Rank-Learner: Orthogonal Ranking of Treatment Effects
Henri Arno, Dennis Frauen, Emil Javurek, Thomas Demeester, Stefan Feuerriegel
TL;DR
The paper addresses ranking individuals by their treatment effects $\tau(x)$ from observational data, a task where treatment effects are not directly observed and nuisance functions must be estimated. It proposes Rank-Learner, a Neyman-orthogonal two-stage method that directly optimizes a pairwise ranking objective using smooth surrogate targets with a tunable smoothing parameter $\kappa$, and learns a scoring function $g$ that preserves the $\tau(x)$ ordering. The authors prove the orthogonality of their loss to nuisance estimation errors and characterize the population minimizers, showing $g^0(x)=\tfrac{1}{\kappa}\,\tau^0(x)+c$, which emphasizes ranking when $\kappa$ is small. Empirically, Rank-Learner outperforms standard CATE estimators and non-orthogonal rankers across synthetic and semi-synthetic benchmarks, is robust to limited overlap, and scales via subsampling of training pairs. This work provides practitioners with a model-agnostic, two-stage approach to ranking treatment effects with strong theoretical guarantees and practical performance benefits.
Abstract
Many decision-making problems require ranking individuals by their treatment effects rather than estimating the exact effect magnitudes. Examples include prioritizing patients for preventive care interventions, or ranking customers by the expected incremental impact of an advertisement. Surprisingly, while causal effect estimation has received substantial attention in the literature, the problem of directly learning rankings of treatment effects has largely remained unexplored.

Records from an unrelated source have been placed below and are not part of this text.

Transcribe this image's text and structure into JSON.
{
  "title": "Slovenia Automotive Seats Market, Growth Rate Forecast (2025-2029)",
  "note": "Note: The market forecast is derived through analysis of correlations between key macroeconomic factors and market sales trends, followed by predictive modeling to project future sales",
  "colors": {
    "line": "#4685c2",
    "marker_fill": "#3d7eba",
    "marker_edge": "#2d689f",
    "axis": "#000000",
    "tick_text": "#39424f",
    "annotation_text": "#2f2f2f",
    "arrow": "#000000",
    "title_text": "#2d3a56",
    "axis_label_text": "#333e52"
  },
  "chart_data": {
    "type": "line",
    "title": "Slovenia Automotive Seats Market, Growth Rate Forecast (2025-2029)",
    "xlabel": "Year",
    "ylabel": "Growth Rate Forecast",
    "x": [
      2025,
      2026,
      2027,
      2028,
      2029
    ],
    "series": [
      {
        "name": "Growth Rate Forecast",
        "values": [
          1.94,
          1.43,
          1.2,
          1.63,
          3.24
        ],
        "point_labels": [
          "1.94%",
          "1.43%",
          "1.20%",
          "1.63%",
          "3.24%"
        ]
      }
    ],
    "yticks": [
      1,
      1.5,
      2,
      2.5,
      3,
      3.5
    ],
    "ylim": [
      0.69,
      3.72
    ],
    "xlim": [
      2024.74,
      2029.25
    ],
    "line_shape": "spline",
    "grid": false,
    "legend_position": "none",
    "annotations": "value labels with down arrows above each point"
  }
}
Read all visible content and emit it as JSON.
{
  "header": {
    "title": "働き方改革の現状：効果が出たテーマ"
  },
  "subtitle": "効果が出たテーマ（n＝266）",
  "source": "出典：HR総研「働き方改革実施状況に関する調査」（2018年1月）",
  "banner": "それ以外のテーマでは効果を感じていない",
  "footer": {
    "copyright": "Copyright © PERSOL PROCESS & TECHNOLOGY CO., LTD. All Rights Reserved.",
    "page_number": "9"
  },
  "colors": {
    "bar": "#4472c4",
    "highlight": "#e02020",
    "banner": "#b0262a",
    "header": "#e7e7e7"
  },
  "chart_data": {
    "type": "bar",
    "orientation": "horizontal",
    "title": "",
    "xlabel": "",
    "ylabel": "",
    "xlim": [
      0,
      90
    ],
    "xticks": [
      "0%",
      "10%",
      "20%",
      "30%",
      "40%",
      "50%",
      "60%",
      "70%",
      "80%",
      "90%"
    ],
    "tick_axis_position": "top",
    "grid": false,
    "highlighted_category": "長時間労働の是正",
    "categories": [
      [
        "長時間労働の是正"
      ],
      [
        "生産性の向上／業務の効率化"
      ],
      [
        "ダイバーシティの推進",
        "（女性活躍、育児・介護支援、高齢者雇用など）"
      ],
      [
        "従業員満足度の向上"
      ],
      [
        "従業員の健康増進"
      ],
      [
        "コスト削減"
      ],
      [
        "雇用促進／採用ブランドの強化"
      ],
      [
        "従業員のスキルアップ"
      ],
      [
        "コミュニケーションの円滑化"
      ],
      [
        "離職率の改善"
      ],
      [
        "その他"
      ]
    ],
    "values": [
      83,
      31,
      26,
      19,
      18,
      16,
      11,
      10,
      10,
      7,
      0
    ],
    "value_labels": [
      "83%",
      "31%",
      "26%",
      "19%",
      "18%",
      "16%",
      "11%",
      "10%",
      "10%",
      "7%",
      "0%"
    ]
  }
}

In this paper, we introduce Rank-Learner, a novel two-stage learner that directly learns the ranking of treatment effects from observational data. We first show that naive approaches based on precise treatment effect estimation solve a harder problem than necessary for ranking, while our Rank-Learner optimizes a pairwise learning objective that recovers the true treatment effect ordering, without explicit CATE estimation. We further show that our Rank-Learner is Neyman-orthogonal and thus comes with strong theoretical guarantees, including robustness to estimation errors in the nuisance functions. In addition, our Rank-Learner is model-agnostic, and can be instantiated with arbitrary machine learning models (e.g., neural networks). We demonstrate the effectiveness of our method through extensive experiments where Rank-Learner consistently outperforms standard CATE estimators and non-orthogonal ranking methods. Overall, we provide practitioners with a new, orthogonal two-stage learner for ranking individuals by their treatment effects.